The tablegen backend (for instruction-info) expands that definition into this (file X86GenInstrInfo.inc):

static bool isThreeOperandsLEA(const MachineInstr &MI) {
  return (
    MI.getOperand(1).isReg()
    && MI.getOperand(1).getReg() != 0
    && MI.getOperand(3).isReg()
    && MI.getOperand(3).getReg() != 0
    && (
      (
        MI.getOperand(4).isImm()
        && MI.getOperand(4).getImm() != 0
      )
      || (MI.getOperand(4).isGlobal())
    )
  );
}

A similar method is generated in the X86_MC namespace, and included into X86MCTargetDesc.cpp (the declaration lives in X86MCTargetDesc.h).

Back to the BtVer2 scheduling model:
A new scheduling predicate named JSlowLEAPredicate now checks if either the instruction is a three-operands LEA, or it is an LEA with a Scale value different than 1.
A variant scheduling class uses that new predicate to correctly select the appropriate latency profile.

This patch is essentially structured in two parts:

  • A first part that adds a common MCPredicate to X86Schedule.td
  • A second part that uses the new predicate to construct a variant class for LEA in the BtVer2 model only.

To help the implementation of part 1, the predicate expanded gained the ability to check if a register operand references the invalid register. That check is needed by IsThreeOperandsLEAFn.

This new TII hook can now be used in other parts of LLVM.
For example, this patch uses it in X86FixupLEA.cpp. Note that the auto-generated isThreeOperandsLEA() is semantically equivalent to the old function in X86FixupLEA.cpp.

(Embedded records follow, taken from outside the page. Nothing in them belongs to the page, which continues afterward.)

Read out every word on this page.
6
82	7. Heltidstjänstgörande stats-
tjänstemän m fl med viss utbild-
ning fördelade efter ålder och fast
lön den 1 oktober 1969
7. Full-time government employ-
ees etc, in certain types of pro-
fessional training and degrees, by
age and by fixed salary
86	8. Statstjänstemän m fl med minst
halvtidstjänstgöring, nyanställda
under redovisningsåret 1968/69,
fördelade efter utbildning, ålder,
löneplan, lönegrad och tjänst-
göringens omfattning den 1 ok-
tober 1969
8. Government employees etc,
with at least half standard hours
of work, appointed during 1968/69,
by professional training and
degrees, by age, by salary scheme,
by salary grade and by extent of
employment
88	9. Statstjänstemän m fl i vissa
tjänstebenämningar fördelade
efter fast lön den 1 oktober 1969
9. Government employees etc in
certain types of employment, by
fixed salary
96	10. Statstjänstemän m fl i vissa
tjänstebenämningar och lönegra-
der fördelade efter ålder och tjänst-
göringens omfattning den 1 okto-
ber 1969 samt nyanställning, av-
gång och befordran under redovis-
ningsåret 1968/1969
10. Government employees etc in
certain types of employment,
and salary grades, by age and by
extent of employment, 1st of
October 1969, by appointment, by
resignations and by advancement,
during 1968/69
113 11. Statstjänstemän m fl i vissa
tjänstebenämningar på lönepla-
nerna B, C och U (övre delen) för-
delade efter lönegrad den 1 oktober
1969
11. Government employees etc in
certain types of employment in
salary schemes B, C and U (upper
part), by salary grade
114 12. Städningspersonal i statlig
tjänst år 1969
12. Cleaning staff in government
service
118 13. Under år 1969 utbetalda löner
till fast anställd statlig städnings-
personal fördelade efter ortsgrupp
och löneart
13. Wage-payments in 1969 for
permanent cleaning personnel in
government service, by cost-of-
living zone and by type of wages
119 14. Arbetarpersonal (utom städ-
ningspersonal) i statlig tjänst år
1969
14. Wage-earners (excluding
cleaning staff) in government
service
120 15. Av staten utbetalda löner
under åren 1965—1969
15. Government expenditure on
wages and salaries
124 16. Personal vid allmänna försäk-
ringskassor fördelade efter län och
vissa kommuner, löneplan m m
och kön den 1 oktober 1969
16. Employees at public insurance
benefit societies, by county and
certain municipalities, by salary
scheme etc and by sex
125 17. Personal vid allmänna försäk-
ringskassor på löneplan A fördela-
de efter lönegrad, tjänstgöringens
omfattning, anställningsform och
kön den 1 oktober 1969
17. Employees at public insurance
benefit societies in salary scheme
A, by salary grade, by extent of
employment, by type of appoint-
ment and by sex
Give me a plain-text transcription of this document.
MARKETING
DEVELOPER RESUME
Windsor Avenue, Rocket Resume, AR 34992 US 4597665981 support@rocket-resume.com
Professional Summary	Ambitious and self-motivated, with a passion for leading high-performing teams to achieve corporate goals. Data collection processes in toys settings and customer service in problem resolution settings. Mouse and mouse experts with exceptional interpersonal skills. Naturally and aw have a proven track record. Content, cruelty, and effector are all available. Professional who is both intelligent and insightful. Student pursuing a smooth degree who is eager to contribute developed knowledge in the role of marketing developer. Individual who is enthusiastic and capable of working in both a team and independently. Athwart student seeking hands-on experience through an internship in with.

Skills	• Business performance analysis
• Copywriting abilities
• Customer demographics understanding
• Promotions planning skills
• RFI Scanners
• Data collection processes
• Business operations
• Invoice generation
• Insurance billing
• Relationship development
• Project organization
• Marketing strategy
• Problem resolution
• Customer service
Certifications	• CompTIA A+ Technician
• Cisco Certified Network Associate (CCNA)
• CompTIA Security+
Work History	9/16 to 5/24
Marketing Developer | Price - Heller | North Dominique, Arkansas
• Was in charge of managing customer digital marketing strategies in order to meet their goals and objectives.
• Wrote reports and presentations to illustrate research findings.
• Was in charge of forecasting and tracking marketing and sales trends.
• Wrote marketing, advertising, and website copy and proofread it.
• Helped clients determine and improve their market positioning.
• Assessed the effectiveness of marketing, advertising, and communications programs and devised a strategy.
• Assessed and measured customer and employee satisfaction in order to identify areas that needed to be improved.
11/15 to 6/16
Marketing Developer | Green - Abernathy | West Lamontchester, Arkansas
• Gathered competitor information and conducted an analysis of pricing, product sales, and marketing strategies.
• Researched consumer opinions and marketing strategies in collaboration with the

As a side note: if people prefer, this patch can be committed in two revisions. The first part would be an NFC, while the second part would contain the actual change to the BtVer2 model.

Please let me know what you think.

Thanks
-Andrea

Diff Detail

Repository
rL LLVM

Event Timeline

andreadb created this revision.Jul 17 2018, 10:37 AM
mattd added a comment.Jul 17 2018, 5:38 PM

I think it makes sense to have a separate patch for checkInvalidRegOperand. I do like that idea in particular, it simplifies reading the tablegen sources.

utils/TableGen/PredicateExpander.cpp
50 ↗(On Diff #155911)

I'm curious about the hardcoded value "0", is the invalid register always 0 for all targets?

craig.topper added inline comments.Jul 17 2018, 5:59 PM
utils/TableGen/PredicateExpander.cpp
50 ↗(On Diff #155911)

It should be. Every target should get NoRegister as the first entry in its enum.

I think it makes sense to have a separate patch for checkInvalidRegOperand. I do like that idea in particular, it simplifies reading the tablegen sources.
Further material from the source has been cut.